In the past year there have been several high-profile outage incidents, affecting a wide range of organizations. In the first month of 2017 alone, we have seen both Delta Airlines and United Airlines cancel flights due to major IT issues and the internet streaming services of both Comcast and Fox Sports experiencing outages during Super Bowl 51, leaving some fans unable to witness the nail biting ending.
These follow on from similar incidents last year that affected Amazon Web Services after storms hit Sydney, Australia in June, where services in the region were down for around 10 hours, disrupting a range of services from banking to pizza deliveries. And of course, cyberattacks also took their toll: we saw the worlds’ biggest ever DDoS attack targeting the company which controls much of the internet’s domain name system.
Despite these high profile incidents, many businesses are still stuck in the mind-set of ‘it won’t happen to me’ and are ill-prepared for IT failures. And with IT teams facing a broad range of unpredictable challenges while maintaining ‘business as usual’ operations, this mind-set places organizations at serious risk of a damaging, costly outage. Therefore, it’s more important than ever to have plans for responding and recovering as quickly as possible when a serious incident strikes. As the author Franz Kafka put it, it’s better to have and not need, than to need and not have. In short, effective disaster recovery is a critical component of a business’ overall cybersecurity posture.
Most large organizations do have a contingency plan in place in case its primary site is hit by a catastrophic outage – which, remember, could just as easily be a physical or environmental problem like a fire or flood, as well as a cyberattack. This involves having a disaster recovery (DR) site in another city or even another country, which replicates all the infrastructure that is used at the primary site. However, a key piece of this infrastructure is often overlooked – network security – which must also be replicated on the DR site in order for the applications to function yet remain secure when the DR site is activated.
Building security into DR
Replicating the security infrastructure, however, can be more of a challenge than it may initially appear. The network at the primary site will contain routers, firewalls, servers and so on, and the DR site may be set up in exactly the same way. But the problem is, just installing the same equipment in the same configuration isn’t enough. All of those devices have security policies within them and these policies change on a daily or even an hourly basis, every time applications and users are added, amended or removed.
As such, whenever a policy change is made in the primary site it is critical to ensure that an equivalent change is made on the DR site. This requires synchronization between the two sites’ security policies to automatically replicate policies every time they change. How that synchronization is implemented will depend on the exact equipment and setup the organization is using, and it’s not always easy to do.

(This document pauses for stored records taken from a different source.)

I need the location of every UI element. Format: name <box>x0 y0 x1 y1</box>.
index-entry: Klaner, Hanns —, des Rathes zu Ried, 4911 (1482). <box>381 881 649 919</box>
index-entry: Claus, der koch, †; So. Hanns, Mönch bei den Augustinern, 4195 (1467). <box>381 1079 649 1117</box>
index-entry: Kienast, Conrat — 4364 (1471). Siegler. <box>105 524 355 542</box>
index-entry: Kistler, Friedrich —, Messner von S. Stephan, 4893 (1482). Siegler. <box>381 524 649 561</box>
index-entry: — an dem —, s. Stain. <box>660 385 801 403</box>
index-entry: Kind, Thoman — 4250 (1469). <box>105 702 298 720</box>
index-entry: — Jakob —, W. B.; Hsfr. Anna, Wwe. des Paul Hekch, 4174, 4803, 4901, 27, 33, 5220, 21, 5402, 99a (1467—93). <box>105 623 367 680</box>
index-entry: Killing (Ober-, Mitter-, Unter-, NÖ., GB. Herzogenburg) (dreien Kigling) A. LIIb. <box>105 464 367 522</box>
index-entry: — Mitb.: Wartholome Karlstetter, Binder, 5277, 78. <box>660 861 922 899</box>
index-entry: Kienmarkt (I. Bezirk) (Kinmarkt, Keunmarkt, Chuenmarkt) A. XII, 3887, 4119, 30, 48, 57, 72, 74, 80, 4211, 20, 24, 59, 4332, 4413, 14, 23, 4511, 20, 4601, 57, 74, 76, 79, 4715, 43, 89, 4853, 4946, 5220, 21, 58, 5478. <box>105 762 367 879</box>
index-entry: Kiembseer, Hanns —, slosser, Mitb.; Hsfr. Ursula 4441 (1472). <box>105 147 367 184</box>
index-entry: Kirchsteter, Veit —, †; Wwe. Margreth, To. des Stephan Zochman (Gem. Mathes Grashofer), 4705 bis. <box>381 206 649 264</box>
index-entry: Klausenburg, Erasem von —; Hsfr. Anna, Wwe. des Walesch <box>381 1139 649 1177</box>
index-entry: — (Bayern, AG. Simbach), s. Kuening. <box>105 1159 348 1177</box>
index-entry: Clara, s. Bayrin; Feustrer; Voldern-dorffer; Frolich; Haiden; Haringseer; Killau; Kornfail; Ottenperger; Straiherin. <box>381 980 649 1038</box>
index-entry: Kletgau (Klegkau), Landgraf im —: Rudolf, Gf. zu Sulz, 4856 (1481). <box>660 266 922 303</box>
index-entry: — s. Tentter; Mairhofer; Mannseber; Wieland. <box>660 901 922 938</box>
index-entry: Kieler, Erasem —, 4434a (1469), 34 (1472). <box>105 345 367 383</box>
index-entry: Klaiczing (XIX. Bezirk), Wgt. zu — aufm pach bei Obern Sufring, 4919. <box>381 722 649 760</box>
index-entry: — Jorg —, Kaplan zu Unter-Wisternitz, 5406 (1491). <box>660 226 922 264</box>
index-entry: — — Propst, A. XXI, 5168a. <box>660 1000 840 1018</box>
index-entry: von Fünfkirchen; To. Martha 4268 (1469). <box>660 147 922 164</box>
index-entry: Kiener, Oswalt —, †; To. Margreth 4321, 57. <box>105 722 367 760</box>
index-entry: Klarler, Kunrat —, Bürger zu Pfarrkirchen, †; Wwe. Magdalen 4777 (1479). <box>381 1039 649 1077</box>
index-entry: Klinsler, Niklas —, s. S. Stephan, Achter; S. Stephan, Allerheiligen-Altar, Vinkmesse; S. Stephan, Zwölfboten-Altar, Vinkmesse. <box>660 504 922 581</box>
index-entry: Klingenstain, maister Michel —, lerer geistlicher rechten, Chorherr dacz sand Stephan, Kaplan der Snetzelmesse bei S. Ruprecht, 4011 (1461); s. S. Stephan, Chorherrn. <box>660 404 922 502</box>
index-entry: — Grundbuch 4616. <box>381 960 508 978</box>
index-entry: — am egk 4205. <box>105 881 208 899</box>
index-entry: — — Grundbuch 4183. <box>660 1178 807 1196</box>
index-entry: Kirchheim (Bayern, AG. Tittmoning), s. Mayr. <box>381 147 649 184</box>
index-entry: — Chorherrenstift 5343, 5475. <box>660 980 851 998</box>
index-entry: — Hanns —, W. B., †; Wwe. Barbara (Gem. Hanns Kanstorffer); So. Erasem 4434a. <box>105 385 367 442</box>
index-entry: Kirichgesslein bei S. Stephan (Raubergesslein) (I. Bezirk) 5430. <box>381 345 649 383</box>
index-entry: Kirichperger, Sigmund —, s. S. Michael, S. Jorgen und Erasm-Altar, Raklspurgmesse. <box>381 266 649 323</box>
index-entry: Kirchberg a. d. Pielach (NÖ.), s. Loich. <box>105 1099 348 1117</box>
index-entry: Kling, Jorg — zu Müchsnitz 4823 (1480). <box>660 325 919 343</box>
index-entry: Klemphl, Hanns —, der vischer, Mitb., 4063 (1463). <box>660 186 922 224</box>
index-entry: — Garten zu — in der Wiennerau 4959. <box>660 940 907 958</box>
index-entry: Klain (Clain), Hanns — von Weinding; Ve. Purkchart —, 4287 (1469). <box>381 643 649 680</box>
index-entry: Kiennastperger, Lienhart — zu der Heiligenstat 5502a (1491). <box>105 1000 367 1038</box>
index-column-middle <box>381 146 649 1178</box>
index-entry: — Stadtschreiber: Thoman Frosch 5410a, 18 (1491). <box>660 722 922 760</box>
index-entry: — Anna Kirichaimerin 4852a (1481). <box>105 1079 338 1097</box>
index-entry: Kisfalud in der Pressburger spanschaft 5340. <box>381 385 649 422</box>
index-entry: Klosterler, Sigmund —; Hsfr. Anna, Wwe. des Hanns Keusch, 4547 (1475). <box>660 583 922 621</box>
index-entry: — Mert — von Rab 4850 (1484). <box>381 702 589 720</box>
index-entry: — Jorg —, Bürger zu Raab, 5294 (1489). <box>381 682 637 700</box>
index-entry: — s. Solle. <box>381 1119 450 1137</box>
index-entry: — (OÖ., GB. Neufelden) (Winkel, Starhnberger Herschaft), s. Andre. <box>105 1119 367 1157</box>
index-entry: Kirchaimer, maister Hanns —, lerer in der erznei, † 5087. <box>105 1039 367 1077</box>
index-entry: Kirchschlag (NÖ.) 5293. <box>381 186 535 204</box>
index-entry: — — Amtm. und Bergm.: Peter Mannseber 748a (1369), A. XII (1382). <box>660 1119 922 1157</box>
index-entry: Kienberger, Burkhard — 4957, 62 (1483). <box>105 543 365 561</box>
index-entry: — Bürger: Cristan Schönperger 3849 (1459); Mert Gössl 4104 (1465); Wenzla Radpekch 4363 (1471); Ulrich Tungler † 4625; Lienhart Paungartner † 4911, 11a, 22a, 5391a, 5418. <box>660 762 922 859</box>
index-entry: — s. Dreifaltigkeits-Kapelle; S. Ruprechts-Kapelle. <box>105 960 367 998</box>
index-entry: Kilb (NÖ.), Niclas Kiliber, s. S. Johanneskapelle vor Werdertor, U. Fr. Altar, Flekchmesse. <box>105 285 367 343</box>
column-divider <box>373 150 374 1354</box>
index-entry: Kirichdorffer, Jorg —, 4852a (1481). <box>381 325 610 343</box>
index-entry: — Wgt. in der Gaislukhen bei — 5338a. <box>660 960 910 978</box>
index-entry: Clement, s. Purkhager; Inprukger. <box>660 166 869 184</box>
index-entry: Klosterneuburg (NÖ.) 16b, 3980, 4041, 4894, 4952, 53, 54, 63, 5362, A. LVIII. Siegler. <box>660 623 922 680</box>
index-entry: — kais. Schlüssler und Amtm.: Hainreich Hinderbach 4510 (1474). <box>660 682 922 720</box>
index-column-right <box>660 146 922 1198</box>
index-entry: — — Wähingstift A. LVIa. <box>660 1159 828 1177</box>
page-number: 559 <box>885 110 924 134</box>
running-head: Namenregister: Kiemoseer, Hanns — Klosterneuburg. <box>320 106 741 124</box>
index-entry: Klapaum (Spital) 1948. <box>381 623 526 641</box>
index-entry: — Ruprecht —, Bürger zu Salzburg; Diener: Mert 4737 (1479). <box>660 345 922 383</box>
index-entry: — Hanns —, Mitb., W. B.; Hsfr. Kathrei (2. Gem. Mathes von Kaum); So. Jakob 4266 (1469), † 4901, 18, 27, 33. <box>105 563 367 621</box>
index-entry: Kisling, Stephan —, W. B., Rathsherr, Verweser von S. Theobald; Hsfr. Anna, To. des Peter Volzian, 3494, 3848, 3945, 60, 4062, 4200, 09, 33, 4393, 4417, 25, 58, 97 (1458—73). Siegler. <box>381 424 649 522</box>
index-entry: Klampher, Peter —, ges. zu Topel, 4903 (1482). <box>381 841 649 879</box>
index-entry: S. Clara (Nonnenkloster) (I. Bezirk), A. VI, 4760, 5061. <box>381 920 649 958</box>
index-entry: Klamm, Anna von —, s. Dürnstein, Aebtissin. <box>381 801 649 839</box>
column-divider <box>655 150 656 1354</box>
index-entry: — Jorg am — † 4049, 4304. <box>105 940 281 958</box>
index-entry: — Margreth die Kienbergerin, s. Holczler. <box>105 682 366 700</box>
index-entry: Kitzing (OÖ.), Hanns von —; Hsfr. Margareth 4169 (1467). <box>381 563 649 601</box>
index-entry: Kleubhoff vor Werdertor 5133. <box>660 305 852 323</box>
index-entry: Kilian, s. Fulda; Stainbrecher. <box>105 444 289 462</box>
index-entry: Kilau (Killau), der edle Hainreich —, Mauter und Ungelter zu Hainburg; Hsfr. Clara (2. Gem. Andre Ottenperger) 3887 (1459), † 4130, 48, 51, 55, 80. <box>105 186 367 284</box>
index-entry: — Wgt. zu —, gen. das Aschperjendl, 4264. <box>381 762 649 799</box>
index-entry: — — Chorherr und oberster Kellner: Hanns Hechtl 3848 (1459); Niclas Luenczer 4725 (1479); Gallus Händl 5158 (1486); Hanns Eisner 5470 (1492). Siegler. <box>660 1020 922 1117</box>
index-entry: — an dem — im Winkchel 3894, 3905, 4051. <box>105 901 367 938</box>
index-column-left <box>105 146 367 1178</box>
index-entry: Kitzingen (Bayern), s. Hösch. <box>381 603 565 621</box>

The most straightforward scenario is when the same equipment from the same vendor is deployed at each site – and that vendor offers a unified firewall management system. This means the same policies can be simultaneously installed on security devices on both sites; IT teams only have to make the change once in the firewall management system, and it’ll push the change out to the security devices in each site.
Overcoming language barriers
More complex scenarios occur when organizations don’t have such a firewall management system – or if the organization is using equipment from different vendors, or different models from the same vendor, at each site. In this setup, the policies at the two sites will not be truly identical, so synchronizing the two sites’ policies will need to be done in some other way. And if you rely only on human processes to synchronize the two sides – the polices will eventually diverge. Therefore, an automated system is the right approach to maintaining the synchronization.
The last thing to consider is the IP addresses in use at the primary and secondary sites. Are they identical or, as is more likely, are the IP addresses on the main site mapped to their logical counterparts in the DR site? In this case, any rules that are installed at the secondary site are going to look slightly different to the ones at the primary site – and again, you will need an automation solution to carry out the rule conversion.
It is essential to consider all of these aspects of security policy management when building a DR site. If you neglect these points, when disaster happens and you need to switch operations to your secondary site, then your systems and applications won’t work as you need them to.
As we’ve seen with recent serious outages, prevention is no longer enough to ensure robust readiness to unplanned incidents and cyber threats. Organizations also need to ensure that their incident response is as slick and unified as possible, so that when (not if) the worst happens, they can get critical systems back up and running quickly, to cut disruption to a bare minimum. And having your security policies configured and orchestrated across the entire organization, in both primary and DR sites, is a critical facet of this.